HOME   >   NEWS   >   San Francisco: Tax adjustment for high paying corporations
San Francisco: Tax adjustment for high paying corporations

San Francisco: Tax adjustment for high paying corporations

BY Theresa 12 Nov,2020 Tax Paying

Advertisement

In San Francisco voters overwhelmingly passed several tax measures against property owners and big corporations.

According to a newly approved law, any company’s top management earns 100 times as much as its average employee will have to pay an additional 0.1 percent of its annual business tax. If the CEO earns 200 times as much as the average employee, the surcharge goes up to 0.2 percent, and so on.

33.jpg

Voters also agreed to an overhaul edit of business taxes that would raise rates for many technology companies and impose higher transfer taxes on property sales worth $10 million to $25 million.

“If the upper classes suffer from this, we will not cry for them. “The League of San Francisco voters wrote in its guide.

Wage inequality is rising in California. But critics say the surcharge a blatant attempt to redistribute wealth and accuse it of self-destructing by raising business taxes during the recession.

Since March, the coronavirus has depressed San Francisco's vibrant economy. Tourists are rare, and employees in the high-tech sector, as well as in the city's main business and financial districts, are leaving or moving to work remotely. Office vacancy rates have risen, and rents in this prohibitively expensive city have fallen to their lowest levels in years.

Advertisement

“During the economic shutdown caused by the outbreak, it is the wrong time to raise taxes”. Said Jim Woodman, President and CEO of the Bay Area Council and business advocacy group.

It is expected that CEO tax will generate $60 million to $140 million each year. Supporters of the bill want most of the money to be spent on health services, while rejecting concerns that the surcharge would drive businesses away, saying the tax is modest compared with the cost of relocation. They hope the tax will prompt companies to review their payment structures and eventually promote nationwide.

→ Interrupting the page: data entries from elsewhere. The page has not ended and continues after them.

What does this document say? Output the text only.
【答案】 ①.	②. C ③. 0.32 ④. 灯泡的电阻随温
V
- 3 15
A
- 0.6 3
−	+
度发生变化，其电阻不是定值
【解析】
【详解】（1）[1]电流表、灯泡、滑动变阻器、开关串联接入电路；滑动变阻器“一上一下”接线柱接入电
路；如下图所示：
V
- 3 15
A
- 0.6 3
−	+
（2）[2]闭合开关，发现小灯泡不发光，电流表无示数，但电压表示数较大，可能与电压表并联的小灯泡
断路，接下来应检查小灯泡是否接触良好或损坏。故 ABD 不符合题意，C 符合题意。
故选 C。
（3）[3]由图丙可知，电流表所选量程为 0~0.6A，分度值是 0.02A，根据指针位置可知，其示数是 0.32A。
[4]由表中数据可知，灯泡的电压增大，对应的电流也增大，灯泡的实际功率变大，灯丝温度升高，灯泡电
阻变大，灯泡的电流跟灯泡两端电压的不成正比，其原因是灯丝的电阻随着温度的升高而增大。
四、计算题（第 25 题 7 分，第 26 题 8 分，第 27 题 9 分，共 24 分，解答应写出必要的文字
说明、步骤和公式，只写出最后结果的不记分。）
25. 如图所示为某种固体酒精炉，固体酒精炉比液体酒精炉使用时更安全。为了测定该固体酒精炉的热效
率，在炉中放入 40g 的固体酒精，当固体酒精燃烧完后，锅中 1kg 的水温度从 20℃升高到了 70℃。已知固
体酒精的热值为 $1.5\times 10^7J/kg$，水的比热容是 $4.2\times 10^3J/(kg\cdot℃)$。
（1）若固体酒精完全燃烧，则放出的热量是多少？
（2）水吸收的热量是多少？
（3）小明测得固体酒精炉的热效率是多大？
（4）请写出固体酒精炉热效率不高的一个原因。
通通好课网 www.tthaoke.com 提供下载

For example, Disney CEO Bob Iger’s salary was $48 million in 2019, and it dropped 28 percent compared to the year 2018.

This kind of tax is similar to a supertax on executive pay passed by The Portland, Ore., city council nearly four years ago. The city of San Francisco considered this idea several years ago. In 2014 the state proposed a tax cut for companies that paid executives less than 100 times the median worker, but it failed to pass the legislature.

“This idea didn't get many people’s support because the citizens of San Francisco didn't think it meaningless to tax the CEO.” Political consultant Jim Ross said. “But now things have obviously changed.”